Como exemplo, o reconhecimento das violências domésticas e de gênero propiciou a tipificação qualificadora penal e a produção de dados para formulação e análise de políticas. Como algumas consequências, há a modificação do processo de ensino nas agências estatais, incorporando a temática nos cursos de formação profissional e reestruturando as agências com formação de grupos especializados, com delegacias especializadas e grupos de policiais militares específicos para atendimento. Houve a produção de protocolos de atendimento direto nas/das agências de segurança e entre as agências. Isso também propiciou um fluxo de atendimento estrutural do campo de segurança sobre violência doméstica com competências específicas definidas, delineando os grupos principais (Polícia Militar, Polícia Civil, Ministério Público, Varas Criminais Especializadas e Varas de Execuções Penais) e grupos de acolhimento à vítima (Programas de diversas secretarias de Assistência Social).
O controle externo da atividade de atendimento, nesse caso, torna-se mais objetivo, pois cada fase (desde a primeira entrevista policial no local da ocorrência à audiência na Vara Criminal Especializada) é fundamentada em diversas áreas do conhecimento e todos os atores (pessoa acusada, vítima e os diversos agentes do Estado) têm possibilidade de ter o conhecimento dos ritos e seus limites.
Nesse caso específico, os fatores internos e externos convergentes definiram competências de atuação; integraram as agências; alteram e consolidaram o conhecimento mínimo para atuação profissional; tornaram as ações de atendimento padronizadas, auxiliando no controle da ação profissional; formaram quadros específicos; fomentaram a diversidade de gênero para o atendimento; consolidaram as evidências científicas como orientadoras da atuação cotidiana e do planejamento da agência e do campo; e delinearam o campo de segurança pública e grupos profissionais e agências colaboradores acerca da temática.

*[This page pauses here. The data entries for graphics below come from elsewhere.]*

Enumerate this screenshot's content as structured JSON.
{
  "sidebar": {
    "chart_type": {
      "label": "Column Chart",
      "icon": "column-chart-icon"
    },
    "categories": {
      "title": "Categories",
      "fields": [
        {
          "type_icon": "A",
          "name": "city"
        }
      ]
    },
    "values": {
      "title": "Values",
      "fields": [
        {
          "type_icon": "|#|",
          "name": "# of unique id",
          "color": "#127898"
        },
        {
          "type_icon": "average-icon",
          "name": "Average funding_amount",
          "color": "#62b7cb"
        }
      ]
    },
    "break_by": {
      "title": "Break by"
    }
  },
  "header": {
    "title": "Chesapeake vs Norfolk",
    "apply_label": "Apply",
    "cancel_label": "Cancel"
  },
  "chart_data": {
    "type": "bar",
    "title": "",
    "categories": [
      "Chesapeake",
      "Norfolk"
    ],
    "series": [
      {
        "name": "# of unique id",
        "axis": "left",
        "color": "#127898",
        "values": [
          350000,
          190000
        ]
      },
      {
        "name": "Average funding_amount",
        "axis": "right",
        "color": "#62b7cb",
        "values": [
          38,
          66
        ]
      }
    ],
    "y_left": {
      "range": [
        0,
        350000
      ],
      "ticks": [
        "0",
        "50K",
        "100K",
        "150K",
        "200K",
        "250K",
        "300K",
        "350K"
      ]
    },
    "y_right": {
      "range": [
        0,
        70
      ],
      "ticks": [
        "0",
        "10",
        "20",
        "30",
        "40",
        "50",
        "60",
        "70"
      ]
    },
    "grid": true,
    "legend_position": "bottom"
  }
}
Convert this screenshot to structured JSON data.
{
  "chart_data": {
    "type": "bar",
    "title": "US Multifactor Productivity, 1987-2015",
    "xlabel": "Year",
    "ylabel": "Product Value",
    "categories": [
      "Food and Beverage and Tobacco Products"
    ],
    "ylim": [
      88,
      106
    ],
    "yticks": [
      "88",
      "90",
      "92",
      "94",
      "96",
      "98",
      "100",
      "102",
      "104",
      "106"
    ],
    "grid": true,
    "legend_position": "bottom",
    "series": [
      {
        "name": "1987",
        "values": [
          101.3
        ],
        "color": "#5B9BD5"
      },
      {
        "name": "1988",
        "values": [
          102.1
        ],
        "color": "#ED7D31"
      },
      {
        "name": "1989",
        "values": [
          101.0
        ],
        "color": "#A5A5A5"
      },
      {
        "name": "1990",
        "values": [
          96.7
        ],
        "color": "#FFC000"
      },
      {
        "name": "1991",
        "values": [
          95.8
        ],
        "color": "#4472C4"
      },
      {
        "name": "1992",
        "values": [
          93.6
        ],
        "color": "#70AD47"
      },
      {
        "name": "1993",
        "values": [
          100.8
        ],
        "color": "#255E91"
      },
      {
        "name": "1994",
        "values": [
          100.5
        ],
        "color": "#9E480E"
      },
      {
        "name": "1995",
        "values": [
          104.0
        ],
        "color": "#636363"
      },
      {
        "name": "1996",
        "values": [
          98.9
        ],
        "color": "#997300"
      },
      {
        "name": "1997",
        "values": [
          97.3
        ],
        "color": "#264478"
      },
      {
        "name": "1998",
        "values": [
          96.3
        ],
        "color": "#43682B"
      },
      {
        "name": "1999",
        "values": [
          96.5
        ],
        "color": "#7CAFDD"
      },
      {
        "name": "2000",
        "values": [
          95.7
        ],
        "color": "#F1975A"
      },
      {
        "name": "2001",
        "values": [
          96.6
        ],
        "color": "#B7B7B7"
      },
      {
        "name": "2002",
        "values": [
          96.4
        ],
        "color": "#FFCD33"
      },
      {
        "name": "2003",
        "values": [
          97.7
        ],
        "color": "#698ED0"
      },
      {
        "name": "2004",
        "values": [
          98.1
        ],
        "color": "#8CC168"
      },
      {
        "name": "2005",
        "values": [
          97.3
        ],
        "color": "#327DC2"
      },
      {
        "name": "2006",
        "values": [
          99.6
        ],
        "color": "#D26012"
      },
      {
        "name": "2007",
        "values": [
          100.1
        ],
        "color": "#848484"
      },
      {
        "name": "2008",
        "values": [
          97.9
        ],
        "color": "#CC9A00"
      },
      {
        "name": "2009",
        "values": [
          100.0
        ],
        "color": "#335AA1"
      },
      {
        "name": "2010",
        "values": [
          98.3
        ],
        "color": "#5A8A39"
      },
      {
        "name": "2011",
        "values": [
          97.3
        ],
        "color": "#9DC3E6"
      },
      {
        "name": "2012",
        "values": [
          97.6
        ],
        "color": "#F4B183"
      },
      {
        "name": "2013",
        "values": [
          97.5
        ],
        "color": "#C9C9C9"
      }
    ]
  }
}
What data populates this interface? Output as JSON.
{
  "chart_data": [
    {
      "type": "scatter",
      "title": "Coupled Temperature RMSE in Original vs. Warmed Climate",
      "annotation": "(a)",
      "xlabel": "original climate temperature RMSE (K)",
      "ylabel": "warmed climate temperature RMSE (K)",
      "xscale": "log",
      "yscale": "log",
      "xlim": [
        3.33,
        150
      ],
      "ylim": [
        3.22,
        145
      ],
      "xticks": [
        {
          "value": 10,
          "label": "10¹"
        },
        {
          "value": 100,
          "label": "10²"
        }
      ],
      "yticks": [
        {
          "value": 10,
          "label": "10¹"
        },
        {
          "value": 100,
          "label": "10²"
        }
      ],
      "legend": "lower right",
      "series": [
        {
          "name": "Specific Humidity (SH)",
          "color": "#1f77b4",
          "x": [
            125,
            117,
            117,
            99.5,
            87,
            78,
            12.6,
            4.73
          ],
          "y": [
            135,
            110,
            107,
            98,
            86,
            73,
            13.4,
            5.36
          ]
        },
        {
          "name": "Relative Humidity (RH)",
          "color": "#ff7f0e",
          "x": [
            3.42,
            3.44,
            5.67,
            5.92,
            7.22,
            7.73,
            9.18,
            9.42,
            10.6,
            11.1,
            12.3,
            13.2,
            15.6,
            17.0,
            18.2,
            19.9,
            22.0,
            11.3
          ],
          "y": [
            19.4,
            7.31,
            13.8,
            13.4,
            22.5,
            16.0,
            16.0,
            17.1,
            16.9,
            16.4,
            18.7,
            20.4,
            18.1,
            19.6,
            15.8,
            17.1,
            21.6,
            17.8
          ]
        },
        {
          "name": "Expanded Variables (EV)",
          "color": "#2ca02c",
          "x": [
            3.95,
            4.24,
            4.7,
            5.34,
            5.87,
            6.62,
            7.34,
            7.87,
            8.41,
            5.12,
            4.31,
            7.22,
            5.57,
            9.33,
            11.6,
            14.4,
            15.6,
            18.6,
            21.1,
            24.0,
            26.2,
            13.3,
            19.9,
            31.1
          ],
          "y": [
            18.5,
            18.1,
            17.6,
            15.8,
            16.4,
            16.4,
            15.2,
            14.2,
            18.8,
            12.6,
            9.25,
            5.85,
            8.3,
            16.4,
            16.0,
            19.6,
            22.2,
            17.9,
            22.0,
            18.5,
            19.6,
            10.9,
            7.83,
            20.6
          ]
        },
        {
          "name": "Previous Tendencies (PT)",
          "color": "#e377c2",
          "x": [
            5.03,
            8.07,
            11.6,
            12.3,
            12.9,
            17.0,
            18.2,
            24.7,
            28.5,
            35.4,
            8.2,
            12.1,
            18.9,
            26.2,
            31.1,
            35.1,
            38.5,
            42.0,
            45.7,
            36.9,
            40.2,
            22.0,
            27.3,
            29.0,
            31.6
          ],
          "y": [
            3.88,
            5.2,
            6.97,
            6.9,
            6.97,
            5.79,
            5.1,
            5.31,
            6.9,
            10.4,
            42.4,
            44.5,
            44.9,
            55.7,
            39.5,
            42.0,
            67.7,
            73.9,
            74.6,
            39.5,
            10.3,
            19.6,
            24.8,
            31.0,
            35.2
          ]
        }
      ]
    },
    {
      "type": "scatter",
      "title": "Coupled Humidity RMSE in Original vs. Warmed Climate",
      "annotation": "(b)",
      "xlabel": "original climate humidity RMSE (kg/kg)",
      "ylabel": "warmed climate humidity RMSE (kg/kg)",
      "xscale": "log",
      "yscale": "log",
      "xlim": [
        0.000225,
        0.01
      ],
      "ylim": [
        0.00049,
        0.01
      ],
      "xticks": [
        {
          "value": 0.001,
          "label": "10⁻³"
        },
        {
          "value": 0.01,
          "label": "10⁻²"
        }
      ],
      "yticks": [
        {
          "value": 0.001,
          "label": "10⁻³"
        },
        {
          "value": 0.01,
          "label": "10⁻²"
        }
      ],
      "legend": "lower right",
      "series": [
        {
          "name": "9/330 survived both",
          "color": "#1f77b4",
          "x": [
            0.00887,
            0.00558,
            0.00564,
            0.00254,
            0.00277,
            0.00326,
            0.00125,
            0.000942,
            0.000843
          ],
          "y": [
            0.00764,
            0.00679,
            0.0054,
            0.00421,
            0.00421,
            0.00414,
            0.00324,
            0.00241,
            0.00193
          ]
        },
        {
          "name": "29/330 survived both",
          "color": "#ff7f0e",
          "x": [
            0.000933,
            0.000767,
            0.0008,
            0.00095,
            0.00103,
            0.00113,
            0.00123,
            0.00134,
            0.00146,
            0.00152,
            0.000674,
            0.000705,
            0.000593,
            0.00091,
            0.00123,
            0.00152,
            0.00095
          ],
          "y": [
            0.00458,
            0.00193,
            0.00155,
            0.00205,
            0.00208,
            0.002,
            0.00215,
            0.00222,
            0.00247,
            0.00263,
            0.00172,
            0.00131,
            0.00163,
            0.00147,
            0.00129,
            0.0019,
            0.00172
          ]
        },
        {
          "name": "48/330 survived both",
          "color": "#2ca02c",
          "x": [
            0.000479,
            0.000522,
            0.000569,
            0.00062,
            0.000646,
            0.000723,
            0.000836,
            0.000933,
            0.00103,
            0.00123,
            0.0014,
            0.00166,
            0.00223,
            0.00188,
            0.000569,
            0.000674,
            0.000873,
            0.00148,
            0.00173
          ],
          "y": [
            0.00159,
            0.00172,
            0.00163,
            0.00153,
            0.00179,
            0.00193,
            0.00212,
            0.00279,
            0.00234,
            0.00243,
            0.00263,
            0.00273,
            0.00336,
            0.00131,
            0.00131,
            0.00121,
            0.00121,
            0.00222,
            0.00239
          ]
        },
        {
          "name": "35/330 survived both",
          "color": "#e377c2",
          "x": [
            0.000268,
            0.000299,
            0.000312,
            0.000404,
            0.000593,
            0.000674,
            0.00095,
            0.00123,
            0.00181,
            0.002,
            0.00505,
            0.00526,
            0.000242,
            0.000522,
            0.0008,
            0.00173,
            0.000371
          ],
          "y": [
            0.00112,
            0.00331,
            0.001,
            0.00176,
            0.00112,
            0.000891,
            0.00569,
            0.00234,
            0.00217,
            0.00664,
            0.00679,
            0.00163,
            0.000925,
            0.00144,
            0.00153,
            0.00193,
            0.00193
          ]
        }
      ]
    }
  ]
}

Portanto, há mudanças, e são resultantes de fatores divergentes e convergentes. As possíveis rupturas esperadas pelos grupos progressistas só serão possíveis em “janelas de oportunidades”. Grupos conservadores, todavia, também estão a postos para consolidar as tradições, os modelos de policiamento, as posições de dominações profissionais dentro e fora das agências e consolidar as prerrogativas institucionais. Dessa forma, rupturas são difíceis. Mas há a necessidade de construir condições a partir da formação científica e da participação da sociedade civil no reconhecimento das questões e soluções pertinentes à segurança pública.
Aliás, essas condições, além de auxiliar nas possíveis rupturas, também são os fatores que auxiliam na convergência interna e externa. Caso contrário, quando não há a construção de forças internas e externas convergentes, a tendência é o conservadorismo das relações de poder político e social.